You see, I have an aspiration to be The Kind Of Person Who Uses Coupons. It's just one personality descriptor on a nearly infinite list I've been steadily accumulating over the years. Also on that list: The Kind Of Person Who Prefers Herbal Tea To A Stiff Drink, The Kind Of Person Who Donates To Public Radio, and The Kind Of Person Who Owns A Collection Of Classic Rock and Jazz LPs. That last item, I realize, runs the risk of being douchey but I swear I wouldn't be all "mP3s are sucking the soul out of music, man" about it. I would just like to casually put on a record during a dinner party, once the table has been cleared and my guests sip brandy while sitting by the fire. I suppose this would also mean I need to be The Kind Of Person Who Serves Brandy After Dinner Parties, a goal I could potentially achieve since I own a decanter and a fancy silver serving tray. More urgently, to have such dinner parties, I should say I need to be The Kind Of Person Who Has A Dining Room Table, instead of an empty dining room that currently serves as a combination cat lounge and depository for groceries, kicked-off shoes, Target bags stuffed with nonsense, and whatever else I drag in from the car on any given evening.

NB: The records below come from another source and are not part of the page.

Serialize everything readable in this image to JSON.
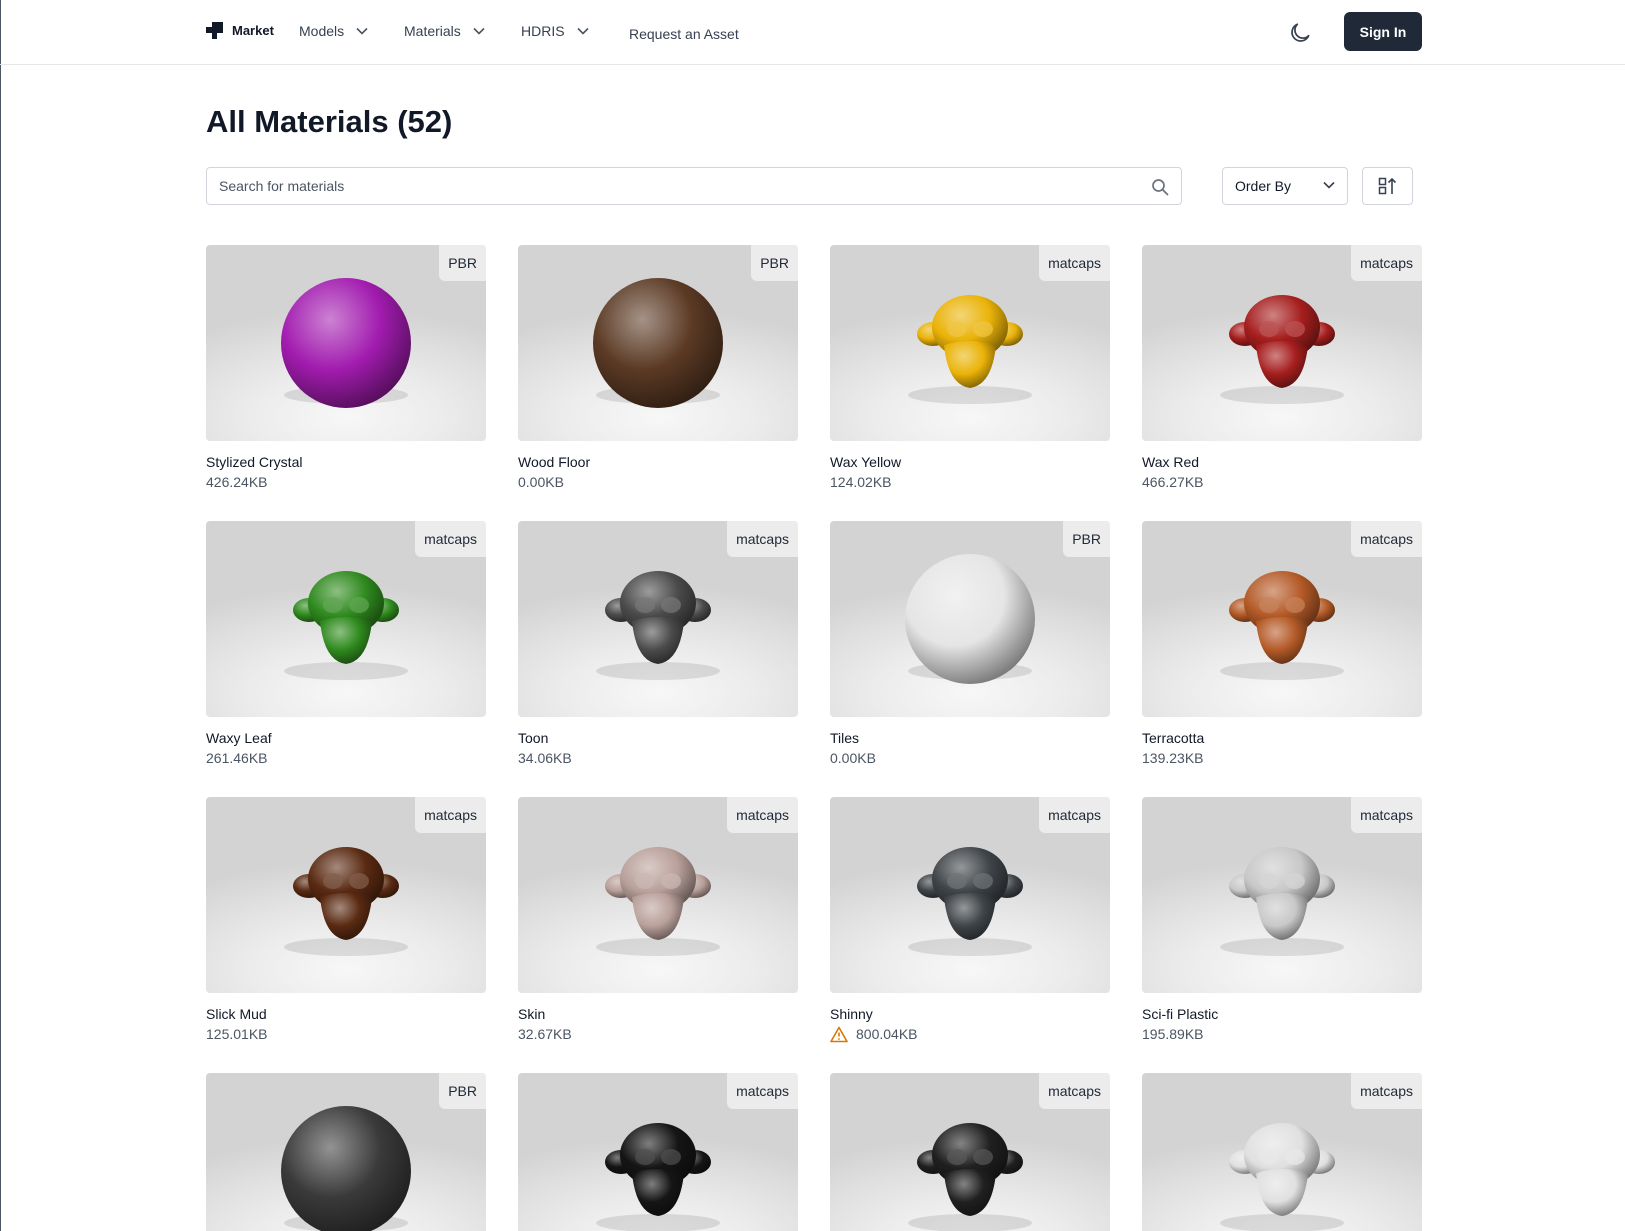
{
  "header": {
    "logo_label": "Market",
    "nav": [
      {
        "label": "Models"
      },
      {
        "label": "Materials"
      },
      {
        "label": "HDRIS"
      }
    ],
    "request_link": "Request an Asset",
    "theme_icon": "moon-icon",
    "signin_label": "Sign In"
  },
  "page": {
    "title": "All Materials (52)",
    "search_placeholder": "Search for materials",
    "order_by_label": "Order By"
  },
  "materials": [
    {
      "name": "Stylized Crystal",
      "size": "426.24KB",
      "tag": "PBR",
      "color": "#a21caf",
      "shape": "sphere"
    },
    {
      "name": "Wood Floor",
      "size": "0.00KB",
      "tag": "PBR",
      "color": "#5b3a24",
      "shape": "sphere"
    },
    {
      "name": "Wax Yellow",
      "size": "124.02KB",
      "tag": "matcaps",
      "color": "#eab308",
      "shape": "monkey"
    },
    {
      "name": "Wax Red",
      "size": "466.27KB",
      "tag": "matcaps",
      "color": "#a61e1e",
      "shape": "monkey"
    },
    {
      "name": "Waxy Leaf",
      "size": "261.46KB",
      "tag": "matcaps",
      "color": "#2f8a1e",
      "shape": "monkey"
    },
    {
      "name": "Toon",
      "size": "34.06KB",
      "tag": "matcaps",
      "color": "#4b4b4b",
      "shape": "monkey"
    },
    {
      "name": "Tiles",
      "size": "0.00KB",
      "tag": "PBR",
      "color": "#e5e5e5",
      "shape": "sphere"
    },
    {
      "name": "Terracotta",
      "size": "139.23KB",
      "tag": "matcaps",
      "color": "#b45a27",
      "shape": "monkey"
    },
    {
      "name": "Slick Mud",
      "size": "125.01KB",
      "tag": "matcaps",
      "color": "#5a2a12",
      "shape": "monkey"
    },
    {
      "name": "Skin",
      "size": "32.67KB",
      "tag": "matcaps",
      "color": "#b9a09a",
      "shape": "monkey"
    },
    {
      "name": "Shinny",
      "size": "800.04KB",
      "tag": "matcaps",
      "color": "#3f4448",
      "shape": "monkey",
      "warning": true
    },
    {
      "name": "Sci-fi Plastic",
      "size": "195.89KB",
      "tag": "matcaps",
      "color": "#c8c8c8",
      "shape": "monkey"
    },
    {
      "name": "",
      "size": "",
      "tag": "PBR",
      "color": "#3a3a3a",
      "shape": "sphere"
    },
    {
      "name": "",
      "size": "",
      "tag": "matcaps",
      "color": "#151515",
      "shape": "monkey"
    },
    {
      "name": "",
      "size": "",
      "tag": "matcaps",
      "color": "#202020",
      "shape": "monkey"
    },
    {
      "name": "",
      "size": "",
      "tag": "matcaps",
      "color": "#e0e0e0",
      "shape": "monkey"
    }
  ],
  "colors": {
    "signin_bg": "#1f2937",
    "warning": "#d97706"
  }
}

Perhaps being The Kind Of Person Who Uses Coupons shouldn't be so difficult, but I've been failing miserably for the whole of my (admittedly new-ish) adult life. You know how when your receipt prints out at the grocery store, with it come two or three coupons specifically geared for your taste in products? "Oh, we see you bought cat litter, perhaps you'd also be interested in Activia and Betty Crocker Warm Delights single-serve microwavable chocolate cakes, as you're obviously a spinster." Well every time I get a handful of those bonus coupons at checkout, I bring them home, stick them in the junk drawer in the kitchen or atop the microwave, and abandon them until well past their expiration dates. Whoops.

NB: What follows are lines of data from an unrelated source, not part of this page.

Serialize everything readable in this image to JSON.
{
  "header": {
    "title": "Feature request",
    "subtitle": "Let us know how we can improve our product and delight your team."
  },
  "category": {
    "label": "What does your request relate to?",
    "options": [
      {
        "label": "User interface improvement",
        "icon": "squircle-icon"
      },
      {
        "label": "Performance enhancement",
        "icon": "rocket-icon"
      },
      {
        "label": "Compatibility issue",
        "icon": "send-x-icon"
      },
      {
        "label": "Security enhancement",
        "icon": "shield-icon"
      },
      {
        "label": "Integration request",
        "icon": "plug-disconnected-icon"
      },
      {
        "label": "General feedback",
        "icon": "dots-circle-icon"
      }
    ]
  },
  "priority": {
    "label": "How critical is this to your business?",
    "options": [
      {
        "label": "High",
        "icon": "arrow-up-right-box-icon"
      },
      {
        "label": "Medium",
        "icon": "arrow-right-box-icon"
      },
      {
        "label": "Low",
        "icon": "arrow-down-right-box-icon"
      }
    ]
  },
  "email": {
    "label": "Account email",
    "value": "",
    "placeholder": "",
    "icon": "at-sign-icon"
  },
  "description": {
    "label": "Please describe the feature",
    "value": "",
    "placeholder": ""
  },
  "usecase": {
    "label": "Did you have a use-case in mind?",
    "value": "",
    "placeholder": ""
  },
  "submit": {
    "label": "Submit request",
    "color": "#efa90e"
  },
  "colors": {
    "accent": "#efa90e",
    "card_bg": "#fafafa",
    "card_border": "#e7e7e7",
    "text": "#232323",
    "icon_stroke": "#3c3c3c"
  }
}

And I've been equally useless in the world of newspaper's glossy coupon sections. I remember clipping coupons as a kid, "helping" my mom while secretly taking great joy in the activity. Occasionally I'd slip into the stack a coupon for some sugar-ridden product she'd never buy for me just to see if it would make its way into the shopping cart on her next trip to the store (it never did).

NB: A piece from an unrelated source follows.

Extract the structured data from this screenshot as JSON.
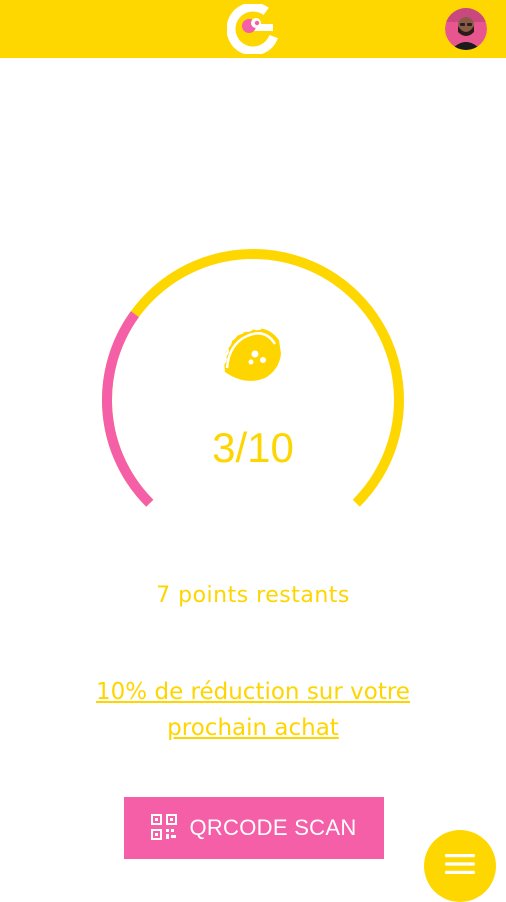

So when Devin signed us up for a subscription to the Los Angeles Times on a trip to the Rose Bowl Flea Market --you cannot let him out of your sight for one second, I tell ya-- I thought this might just be my chance to reap the benefits of its coupon section. I bet you can imagine the actual outcome. Yes, the papers arrived daily in plastic bags on our front lawn, and there they sat, bathing in the sprinklers for days on end until one of us would round them up and toss them in the recycling bin. The coupon section was never perused. Not even once. And then we cancelled the subscription... or just didn't pay our bill. Details.
And now here we are and I have this new Entertainment book with so many deals that my head is spinning with the possibilities of penny-pinching and personal growth. Free weekend day car rental with Alamo? Now I can be The Kind Of Person Who Frequently Goes On Fun Weekend Trips. Two for one games at the bowling alley? Maybe I'll be on my way to The Kind Of Person Who Participates In A Bowling League (a new aim of mine following the rush/fluke of winning the highest score in a game during an after work outing). Buy one get one free entrees at The Melting Pot is a two-fer: The Kind Of Person Who Goes To Fondue Restaurants AND The Kind Of Person Who Can Go Out For A Nice Dinner That Doesn't Result In An Anxiety Attack When The Check Comes And She Realizes All That Money Should've Gone To So Many Other Bills.
Plane tickets, sporting events, amusement parks, pizza places I've never heard of but could have fun seeking out... this book is like a promise of an eventful 2011. Sometimes I think all it takes to shake things up is a 2" x 3" scrap of paper offering you a bargain and daring you to try something new.